En rassemblant 50 contributions qui tentent de décrypter le sens d’une idée fédérale façonnée par de multiples déclinaisons tant théoriques que pratiques, Félix Mathieu, Dave Guénette et Alain-G. Gagnon ont dirigé la rédaction d’un ouvrage aussi pertinent qu’éminemment utile. Certes, sa lecture engendre davantage de questionnements que de réponses définitives sur la substance du fédéralisme. Or, cet ouvrage prend résolument et justement la mesure de la nature intrinsèquement complexe et diversifiée de ce concept. De là, en s’appuyant sur l’étude des nuances déjà identifiées et étudiées dans cet ouvrage, il devient possible de discerner celles qui caractérisent en pratique l’idée fédérale, notamment au Canada et au Québec.

Les oppositions entre théorie(s) et pratique(s)

À l’instar d’autres ouvrages collectifs, il s’avère fort difficile d’identifier une thèse qui transcenderait le contenu de chaque contribution individuelle. En effet, la diversité des origines et des expertises des auteurs ainsi que celle des thèmes abordés valorisent, au lieu de la nier, l’existence de divergences profondes relatives à la conceptualisation du fédéralisme. Cette conceptualisation ne peut pas être faite correctement et précisément d’une manière absolue et uniforme.
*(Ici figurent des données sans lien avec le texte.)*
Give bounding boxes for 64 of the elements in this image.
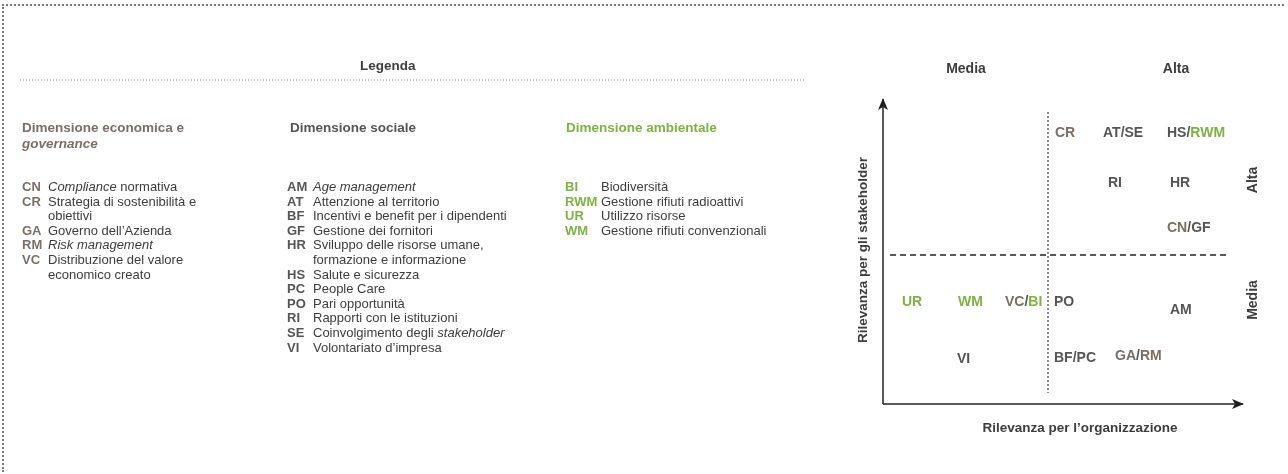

Il va sans dire que le lecteur qui désire obtenir une définition synthétique et unique du fédéralisme ne la trouvera pas en lisant cet ouvrage.

Toutefois, la pluralité des perspectives et des thèses contenues dans cet ouvrage ne fait pas de celui-ci un recueil syncrétique et dépourvu d’une compréhension globale de l’idée fédérale. En fait, il présente le développement de cinquante thèses au lieu de proposer qu’une seule thèse transcendant toute particularité nationale parvienne à émerger. Il sous-tend alors, dès les premiers chapitres, que l’idée fédérale s’avère étrangère à tout absolu, tant théorique et pratique. Cela s’avère éminemment cohérent avec la nature même du fédéralisme, dont les principes ne peuvent être mis en oeuvre qu’avec souplesse et déférence aux réalités sociales afin d’être pleinement pertinents.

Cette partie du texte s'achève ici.